Réalisés en moins grand nombre que lors des fêtes de fin d’année, au cours desquelles les laboratoires privés de biologie médicale des P.-O. ont pratiqué près de 13 000 tests en une semaine, les dépistages PCR révèlent aujourd’hui des résultats autrement inquiétants dans le département. Le taux de positivité est en effet passé d’une moyenne globale de 2% enregistrée fin décembre à 7% aux abords de cette mi-janvier.

L’accalmie épidémiologique calquée sur la trêve des confiseurs aura été de courte durée. Les laboratoires privés de biologie médicale des Pyrénées-Orientales, Biopole 66 qui vient de fusionner avec Le Laboratoire du Centre, et Medilab 66 déployé également dans l’Aude, le constatent au quotidien. Le taux de positivité des tests PCR remonte à nouveau inexorablement.

“Sur les deux départements, les résultats ne sont pas encourageants. Après un mois de décembre passé sur un plateau bas grâce au confinement de novembre, les contaminations repartent à la hausse”, confirme le docteur Jean-François Juan, président de Medilab 66 et responsable du site de Toulouges.

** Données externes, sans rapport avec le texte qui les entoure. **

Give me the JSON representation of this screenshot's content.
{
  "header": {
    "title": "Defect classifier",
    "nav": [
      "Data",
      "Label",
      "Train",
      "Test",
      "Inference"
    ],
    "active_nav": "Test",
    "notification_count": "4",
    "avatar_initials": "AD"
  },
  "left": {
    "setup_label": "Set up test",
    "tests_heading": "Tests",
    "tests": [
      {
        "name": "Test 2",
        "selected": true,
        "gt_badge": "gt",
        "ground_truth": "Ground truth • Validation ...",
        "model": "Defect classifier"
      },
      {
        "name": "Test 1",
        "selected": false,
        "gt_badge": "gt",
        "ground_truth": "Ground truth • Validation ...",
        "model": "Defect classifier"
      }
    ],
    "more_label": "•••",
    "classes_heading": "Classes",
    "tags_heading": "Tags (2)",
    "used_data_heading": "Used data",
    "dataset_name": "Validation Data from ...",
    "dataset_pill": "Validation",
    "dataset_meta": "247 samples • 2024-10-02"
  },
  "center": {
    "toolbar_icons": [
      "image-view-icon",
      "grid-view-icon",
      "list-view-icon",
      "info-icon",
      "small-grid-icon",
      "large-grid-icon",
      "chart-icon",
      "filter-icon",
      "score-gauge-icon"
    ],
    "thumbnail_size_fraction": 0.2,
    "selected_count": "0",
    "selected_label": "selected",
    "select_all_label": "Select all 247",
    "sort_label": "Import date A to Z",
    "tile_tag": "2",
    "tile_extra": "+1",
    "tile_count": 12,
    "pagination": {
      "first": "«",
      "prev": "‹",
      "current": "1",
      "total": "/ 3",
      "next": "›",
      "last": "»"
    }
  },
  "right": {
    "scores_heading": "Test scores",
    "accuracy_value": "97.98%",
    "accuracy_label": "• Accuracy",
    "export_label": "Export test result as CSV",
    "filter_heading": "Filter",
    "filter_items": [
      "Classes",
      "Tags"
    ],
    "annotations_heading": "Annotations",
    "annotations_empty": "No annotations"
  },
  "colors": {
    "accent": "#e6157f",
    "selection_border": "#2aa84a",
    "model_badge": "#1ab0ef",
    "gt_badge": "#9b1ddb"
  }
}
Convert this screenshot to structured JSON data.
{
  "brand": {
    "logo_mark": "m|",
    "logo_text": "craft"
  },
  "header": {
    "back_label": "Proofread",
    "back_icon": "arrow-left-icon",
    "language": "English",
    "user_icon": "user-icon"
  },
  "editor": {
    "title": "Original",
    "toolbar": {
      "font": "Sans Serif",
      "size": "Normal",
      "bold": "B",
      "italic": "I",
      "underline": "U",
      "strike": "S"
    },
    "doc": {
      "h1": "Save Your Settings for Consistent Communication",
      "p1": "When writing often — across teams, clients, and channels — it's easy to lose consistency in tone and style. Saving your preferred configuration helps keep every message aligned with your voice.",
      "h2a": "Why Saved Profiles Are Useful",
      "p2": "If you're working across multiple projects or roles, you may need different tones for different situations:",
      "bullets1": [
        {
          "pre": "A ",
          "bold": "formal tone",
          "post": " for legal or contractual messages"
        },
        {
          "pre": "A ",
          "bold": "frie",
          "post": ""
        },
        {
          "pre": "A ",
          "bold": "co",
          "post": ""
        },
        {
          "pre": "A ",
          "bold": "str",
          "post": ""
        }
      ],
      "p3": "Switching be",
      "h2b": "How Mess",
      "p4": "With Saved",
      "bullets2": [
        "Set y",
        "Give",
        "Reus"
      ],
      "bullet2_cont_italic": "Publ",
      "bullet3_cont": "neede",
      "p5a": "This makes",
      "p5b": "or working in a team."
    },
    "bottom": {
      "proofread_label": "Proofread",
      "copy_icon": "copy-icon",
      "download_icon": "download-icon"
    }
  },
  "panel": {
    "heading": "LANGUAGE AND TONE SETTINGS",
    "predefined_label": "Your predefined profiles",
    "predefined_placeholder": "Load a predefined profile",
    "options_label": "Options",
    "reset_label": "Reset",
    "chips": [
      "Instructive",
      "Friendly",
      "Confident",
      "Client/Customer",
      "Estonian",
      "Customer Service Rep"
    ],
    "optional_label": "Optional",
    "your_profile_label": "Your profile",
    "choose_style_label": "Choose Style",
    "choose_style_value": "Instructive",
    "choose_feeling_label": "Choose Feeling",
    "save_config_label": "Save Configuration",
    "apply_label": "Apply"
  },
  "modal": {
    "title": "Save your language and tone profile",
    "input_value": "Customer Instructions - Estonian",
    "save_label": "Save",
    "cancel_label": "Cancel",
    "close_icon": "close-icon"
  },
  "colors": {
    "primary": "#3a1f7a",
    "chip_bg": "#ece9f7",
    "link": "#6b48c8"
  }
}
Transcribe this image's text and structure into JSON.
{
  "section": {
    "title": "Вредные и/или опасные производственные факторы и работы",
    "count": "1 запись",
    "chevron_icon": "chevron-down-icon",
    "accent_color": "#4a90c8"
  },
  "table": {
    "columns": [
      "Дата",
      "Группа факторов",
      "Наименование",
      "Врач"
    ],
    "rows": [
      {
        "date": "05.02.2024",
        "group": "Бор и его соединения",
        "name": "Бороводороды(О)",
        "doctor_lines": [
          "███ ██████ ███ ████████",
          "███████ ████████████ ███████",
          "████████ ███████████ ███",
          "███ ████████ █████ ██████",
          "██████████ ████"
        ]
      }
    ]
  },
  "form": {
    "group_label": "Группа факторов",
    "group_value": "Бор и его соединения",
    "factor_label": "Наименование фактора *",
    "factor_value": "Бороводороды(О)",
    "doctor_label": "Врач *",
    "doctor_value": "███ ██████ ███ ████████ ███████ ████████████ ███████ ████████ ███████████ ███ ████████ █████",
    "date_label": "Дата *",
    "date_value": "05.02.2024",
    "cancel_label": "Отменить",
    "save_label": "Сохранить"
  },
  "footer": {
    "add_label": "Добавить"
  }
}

Quelques chiffres à l’appui. Vendredi dernier où 2 242 tests ont été pratiqués dans les P.-O. et l’Aude, la positivité des cas a atteint 6,3% en pays catalan, avec des poussées à 10% et plus sur des quartiers de Perpignan comme dans certaines communes, pour 6,6% en terre audoise. Alors qu’un mois auparavant, la semaine du 13 décembre 2020, 7 876 dépistages avaient révélé 2,3% de contaminations au plan local et 1,8% dans le département voisin. Des pourcentages sans grosses variations encore avant le réveillon de Noël où le nombre total de tests effectués avait plafonné à près de 13 000, très précisément 12 942, pour une moyenne de cas positifs évaluée entre 2 et 3%.

“Les retombées de fêtes”

Or un relâchement s’est alors fait sentir et le taux a recommencé à grimper. Au nouvel an, il est déjà à 4,6%. Et depuis, il ne cesse d’augmenter. “Les retombées des fêtes !”, soupire Jean-François Juan selon qui le Covid-19 s’apprête à déferler pour la troisième fois en un an. Via sa souche classique ou ses variants de Grande-Bretagne ou d’Afrique du Sud ? “A la vitesse où le taux de positivité progresse, la seule question qui se pose c’est quand va-t-il atteindre un nouveau pic?” s’interroge le spécialiste. Convaincu que la mutation britannique récemment arrivée en France va “rapidement se substituer à l’ancien coronavirus, le variant étant bien plus contagieux que son prédécesseur.” 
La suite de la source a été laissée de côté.